Setelah insiden Sepak Bola Gajah saya sempat berpikir karier saya selesai di
Timnas Indonesia. Beruntung saya masih dipercaya pelatih-pelatih di turnamen selanjutnya. Di setiap pertandingan saya selalu bertekad menebus untuk 'dosa' masa lalu. Apapun yang terjadi saya selalu tampil total. "Menang atau kalah urusan belakang," kata saya dalam hati.
Salah satu momen terbaik saya di timnas terjadi dalam gelaran Piala Asia 2000. Saat itu, saat Indonesia berhasil menahan imbang Kuwait 0-0 pada laga perdana fase Grup D.
Saya melakukan beberapa penyelamatan penting di laga ini dan dinobatkan sebagai man of the match. Media-media luar menjuluki saya Fabian Barthez dari Indonesia. Mungkin karena rambut saya baru botak seperti Barthez.
Sebenarnya saya tidak sengaja meniru rambut plontos Barthez. Saya menggunduli kepala sebagai perayaan juara Liga Indonesia 2000 bersama PSM Makassar. Mungkin media-media luar menilai saya mirip dengan Barthez karena persoalan rambut plontos bukan karena benar-benar mirip kualitasnya. Sebab Barthez memang sedang naik daun setelah gemilang di Piala Dunia 1998.
 Hendro Kartiko dijuluki Fabian Barthez Indonesia oleh media-media asing. (CNN Indonesia/Aulia Bintang Pratama) |
Sayang kami tidak berlanjut ke babak selanjutnya di Piala Asia 2000 setelah kalah di dua laga lain lawan China dan Korea Selatan. Saya harus akui kami kalah kualitas dari kedua negara tersebut.
Oh, ya. Selain dipuja, saya juga sering diejek. Beberapa suporter bahkan menjuluki saya 'Tukang Bakso'. Mungkin karena rambut saya pernah kribo dan tampang saya yang
ndeso.
Tapi, saya tak peduli apa kata suporter. Bagi saya mereka punya dunia dan semangat sendiri yang harus kita hargai apa adanya. Yang pasti saya tidak pernah tersinggung dengan ulah suporter dari tribune.
Ejekan itu saya bisa balas dengan penampilan baik di lapangan. Saya pun masih dipercaya mengawal gawang Timnas Indonesia di gelaran Piala Asia 2004. Ajang ini juga masuk daftar momen terbaik dalam karier saya.

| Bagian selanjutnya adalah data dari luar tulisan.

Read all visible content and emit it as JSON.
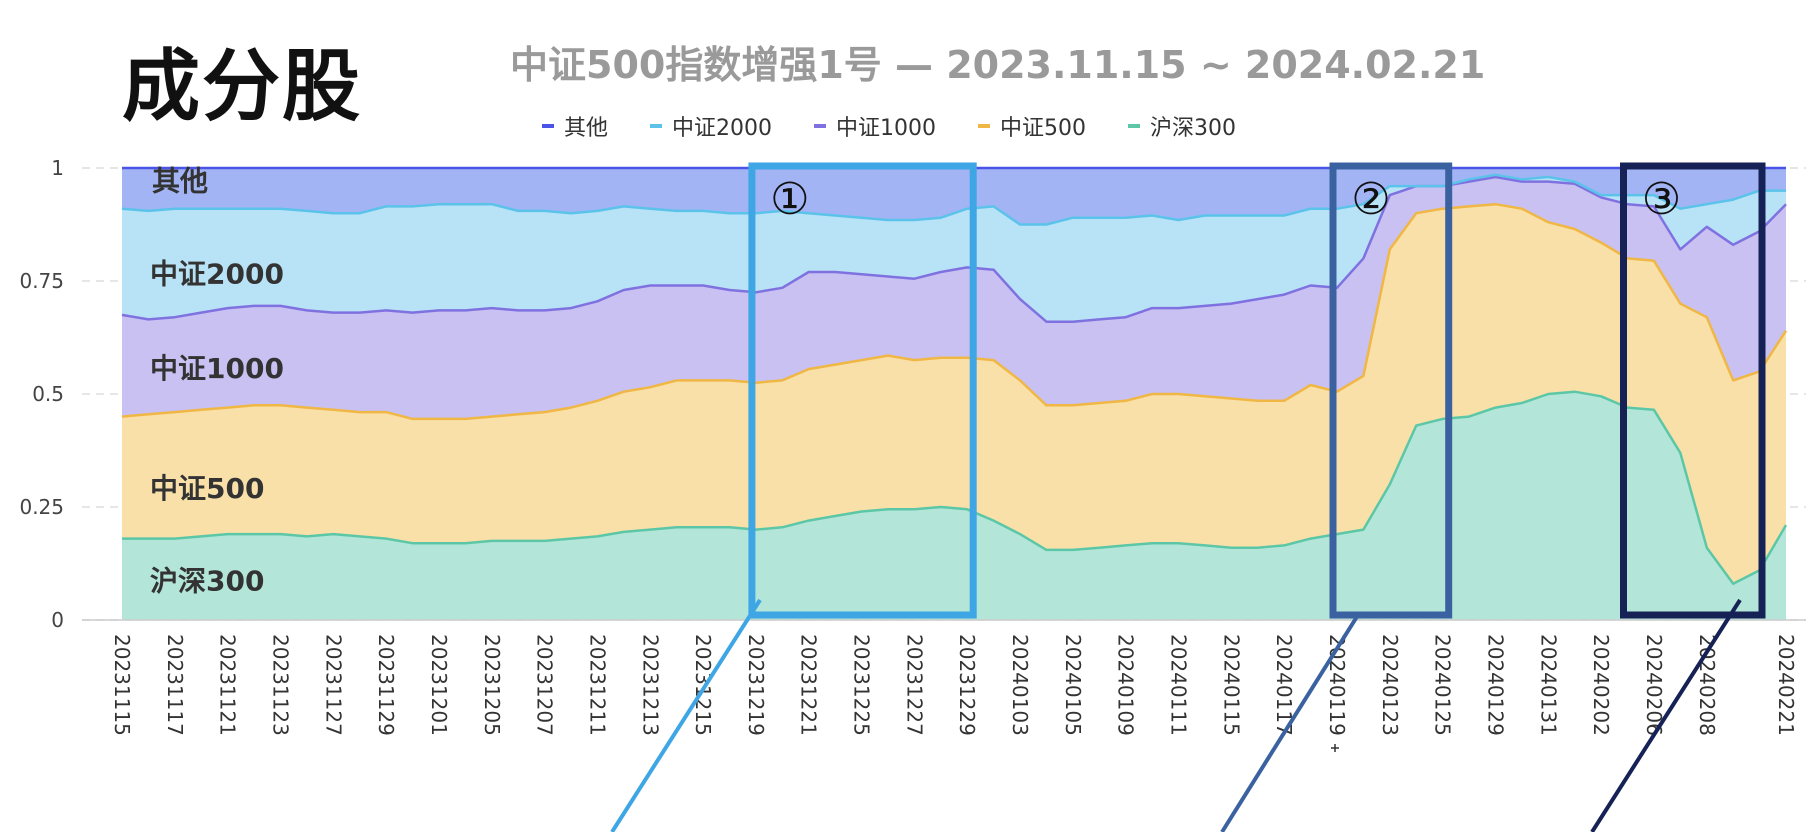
{
  "slide": {
    "headline": "成分股"
  },
  "chart_data": {
    "type": "area",
    "stacked": true,
    "title": "中证500指数增强1号 — 2023.11.15 ~ 2024.02.21",
    "xlabel": "",
    "ylabel": "",
    "ylim": [
      0,
      1
    ],
    "yticks": [
      "0",
      "0.25",
      "0.5",
      "0.75",
      "1"
    ],
    "grid": "horizontal-dashed",
    "legend_position": "top-center",
    "x": [
      "20231115",
      "20231116",
      "20231117",
      "20231120",
      "20231121",
      "20231122",
      "20231123",
      "20231124",
      "20231127",
      "20231128",
      "20231129",
      "20231130",
      "20231201",
      "20231204",
      "20231205",
      "20231206",
      "20231207",
      "20231208",
      "20231211",
      "20231212",
      "20231213",
      "20231214",
      "20231215",
      "20231218",
      "20231219",
      "20231220",
      "20231221",
      "20231222",
      "20231225",
      "20231226",
      "20231227",
      "20231228",
      "20231229",
      "20240102",
      "20240103",
      "20240104",
      "20240105",
      "20240108",
      "20240109",
      "20240110",
      "20240111",
      "20240112",
      "20240115",
      "20240116",
      "20240117",
      "20240118",
      "20240119",
      "20240122",
      "20240123",
      "20240124",
      "20240125",
      "20240126",
      "20240129",
      "20240130",
      "20240131",
      "20240201",
      "20240202",
      "20240205",
      "20240206",
      "20240207",
      "20240208",
      "20240219",
      "20240220",
      "20240221"
    ],
    "x_tick_labels": [
      "20231115",
      "20231117",
      "20231121",
      "20231123",
      "20231127",
      "20231129",
      "20231201",
      "20231205",
      "20231207",
      "20231211",
      "20231213",
      "20231215",
      "20231219",
      "20231221",
      "20231225",
      "20231227",
      "20231229",
      "20240103",
      "20240105",
      "20240109",
      "20240111",
      "20240115",
      "20240117",
      "20240119",
      "20240123",
      "20240125",
      "20240129",
      "20240131",
      "20240202",
      "20240206",
      "20240208",
      "20240221"
    ],
    "series": [
      {
        "name": "沪深300",
        "color": "#5cc7a6",
        "fill": "#b3e6d8",
        "values": [
          0.18,
          0.18,
          0.18,
          0.185,
          0.19,
          0.19,
          0.19,
          0.185,
          0.19,
          0.185,
          0.18,
          0.17,
          0.17,
          0.17,
          0.175,
          0.175,
          0.175,
          0.18,
          0.185,
          0.195,
          0.2,
          0.205,
          0.205,
          0.205,
          0.2,
          0.205,
          0.22,
          0.23,
          0.24,
          0.245,
          0.245,
          0.25,
          0.245,
          0.22,
          0.19,
          0.155,
          0.155,
          0.16,
          0.165,
          0.17,
          0.17,
          0.165,
          0.16,
          0.16,
          0.165,
          0.18,
          0.19,
          0.2,
          0.3,
          0.43,
          0.445,
          0.45,
          0.47,
          0.48,
          0.5,
          0.505,
          0.495,
          0.47,
          0.465,
          0.37,
          0.16,
          0.08,
          0.11,
          0.21
        ]
      },
      {
        "name": "中证500",
        "color": "#f0b744",
        "fill": "#f8e0a8",
        "values": [
          0.27,
          0.275,
          0.28,
          0.28,
          0.28,
          0.285,
          0.285,
          0.285,
          0.275,
          0.275,
          0.28,
          0.275,
          0.275,
          0.275,
          0.275,
          0.28,
          0.285,
          0.29,
          0.3,
          0.31,
          0.315,
          0.325,
          0.325,
          0.325,
          0.325,
          0.325,
          0.335,
          0.335,
          0.335,
          0.34,
          0.33,
          0.33,
          0.335,
          0.355,
          0.34,
          0.32,
          0.32,
          0.32,
          0.32,
          0.33,
          0.33,
          0.33,
          0.33,
          0.325,
          0.32,
          0.34,
          0.315,
          0.34,
          0.52,
          0.47,
          0.465,
          0.465,
          0.45,
          0.43,
          0.38,
          0.36,
          0.34,
          0.33,
          0.33,
          0.33,
          0.51,
          0.45,
          0.44,
          0.43
        ]
      },
      {
        "name": "中证1000",
        "color": "#7f72e0",
        "fill": "#c8c1f2",
        "values": [
          0.225,
          0.21,
          0.21,
          0.215,
          0.22,
          0.22,
          0.22,
          0.215,
          0.215,
          0.22,
          0.225,
          0.235,
          0.24,
          0.24,
          0.24,
          0.23,
          0.225,
          0.22,
          0.22,
          0.225,
          0.225,
          0.21,
          0.21,
          0.2,
          0.2,
          0.205,
          0.215,
          0.205,
          0.19,
          0.175,
          0.18,
          0.19,
          0.2,
          0.2,
          0.18,
          0.185,
          0.185,
          0.185,
          0.185,
          0.19,
          0.19,
          0.2,
          0.21,
          0.225,
          0.235,
          0.22,
          0.23,
          0.26,
          0.12,
          0.06,
          0.05,
          0.055,
          0.06,
          0.06,
          0.09,
          0.1,
          0.1,
          0.12,
          0.12,
          0.12,
          0.2,
          0.3,
          0.31,
          0.28
        ]
      },
      {
        "name": "中证2000",
        "color": "#5bc3ea",
        "fill": "#b8e2f6",
        "values": [
          0.235,
          0.24,
          0.24,
          0.23,
          0.22,
          0.215,
          0.215,
          0.22,
          0.22,
          0.22,
          0.23,
          0.235,
          0.235,
          0.235,
          0.23,
          0.22,
          0.22,
          0.21,
          0.2,
          0.185,
          0.17,
          0.165,
          0.165,
          0.17,
          0.175,
          0.17,
          0.13,
          0.125,
          0.125,
          0.125,
          0.13,
          0.12,
          0.13,
          0.14,
          0.165,
          0.215,
          0.23,
          0.225,
          0.22,
          0.205,
          0.195,
          0.2,
          0.195,
          0.185,
          0.175,
          0.17,
          0.175,
          0.12,
          0.02,
          0.0,
          0.0,
          0.005,
          0.005,
          0.005,
          0.01,
          0.005,
          0.005,
          0.02,
          0.025,
          0.09,
          0.05,
          0.1,
          0.09,
          0.03
        ]
      },
      {
        "name": "其他",
        "color": "#4a55e8",
        "fill": "#a3b4f5",
        "values": [
          0.09,
          0.095,
          0.09,
          0.09,
          0.09,
          0.09,
          0.09,
          0.095,
          0.1,
          0.1,
          0.085,
          0.085,
          0.08,
          0.08,
          0.08,
          0.095,
          0.095,
          0.1,
          0.095,
          0.085,
          0.09,
          0.095,
          0.095,
          0.1,
          0.1,
          0.095,
          0.1,
          0.105,
          0.11,
          0.115,
          0.115,
          0.11,
          0.09,
          0.085,
          0.125,
          0.125,
          0.11,
          0.11,
          0.11,
          0.105,
          0.115,
          0.105,
          0.105,
          0.105,
          0.105,
          0.09,
          0.09,
          0.08,
          0.04,
          0.04,
          0.04,
          0.025,
          0.015,
          0.025,
          0.02,
          0.03,
          0.06,
          0.06,
          0.06,
          0.09,
          0.08,
          0.07,
          0.05,
          0.05
        ]
      }
    ],
    "area_labels": [
      "其他",
      "中证2000",
      "中证1000",
      "中证500",
      "沪深300"
    ],
    "annotations": [
      {
        "label": "①",
        "from": "20231219",
        "to": "20231229",
        "color": "#3ea6e4"
      },
      {
        "label": "②",
        "from": "20240119",
        "to": "20240125",
        "color": "#3b62a0"
      },
      {
        "label": "③",
        "from": "20240205",
        "to": "20240221",
        "color": "#162155"
      }
    ]
  }
}
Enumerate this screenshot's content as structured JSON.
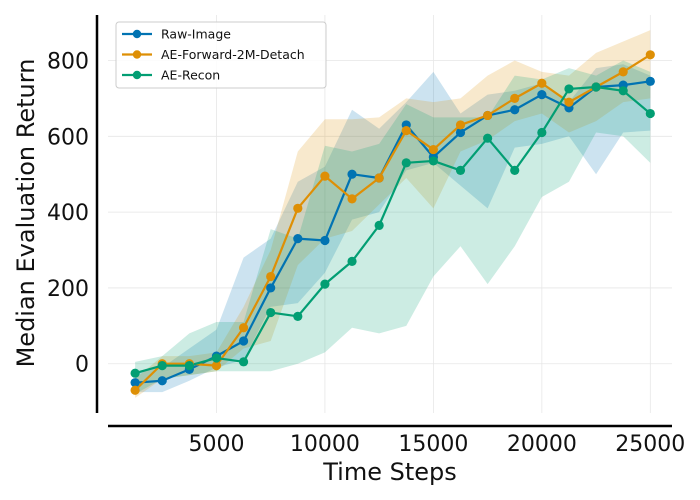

Kami meraih kemenangan 2-1 atas Qatar pada laga perdana Grup B. Dua gol kemenengan Indonesia dicetak Budi Sudarsono dan Ponaryo Astaman. Saya mendapat gelar
man of the match setelah pertandingan.
Namun, kami kembali gagal menebus dosa. Indonesia kembali tersingkir dari fase grup lantaran kalah dari China dan Bahrain di laga selanjutnya. Saya juga gagal mempersembahkan gelar juara di beberapa edisi meski sering menembus final. Apa mau dikata, saya harus pensiun dari Timnas Indonesia tanpa gelar.
 Hendro Kartiko saat ini menjabat sebagai pelatih kiper di Timnas Indonesia U-22. (CNN Indonesia/Aulia Bintang Pratama) |
Di level klub saya boleh jadi salah satu pemain yang paling beruntung karena bisa meraih tiga gelar juara bersama tiga tim yang berbeda. Yaitu saaat membela PSM Makassar, Persebaya Surabaya, dan Sriwijaya FC.
Tapi saya tetap penasaran meraih gelar bersama Timnas Indonesia. Setelah gagal sebagai pemain, mungkin saya masih diberi kesempatan untuk mempersembahkan trofi sebagai pelatih. Saat ini saya punya kesempatan untuk mewujudkannya bersama Timnas Indonesia U-22. Pelatih Indra Sjafri mempercayakan saya untuk menempa kiper-kiper muda di skuat Garuda.
Saya tak bisa memaksakan pemain muda untuk meniru karakter saya di lapangan. Meledak-ledak, tegas, tapi juga tenang menghadapi situasi sulit di lapangan. Saya hanya bisa membagi pengalaman di lapangan, termasuk bagaimana harus melewati kenangan pahit. Karena setiap orang bisa bangkit dari keterpurukan apabila bersedia iklhas dan mau bekerja lebih keras untuk memperbaiki diri.
Anda harus tahu: Perjalanan karier saya di Timnas Indonesia tak selamanya berjalan mulus. Ada masa kelam yang tersisa di kepala. Tapi saya iklhas dan berusaha menebusnya dengan penampilan terbaik di hari-hari ke depan.
Jujur saya berharap bisa menebus 'dosa' dengan mengabdi kepada negara. Saya berharap pemain muda kita bisa memperbaiki kesalahan para seniornya kelak. Termasuk mempersembahkan gelar yang belum sempat kami raih pada masa itu.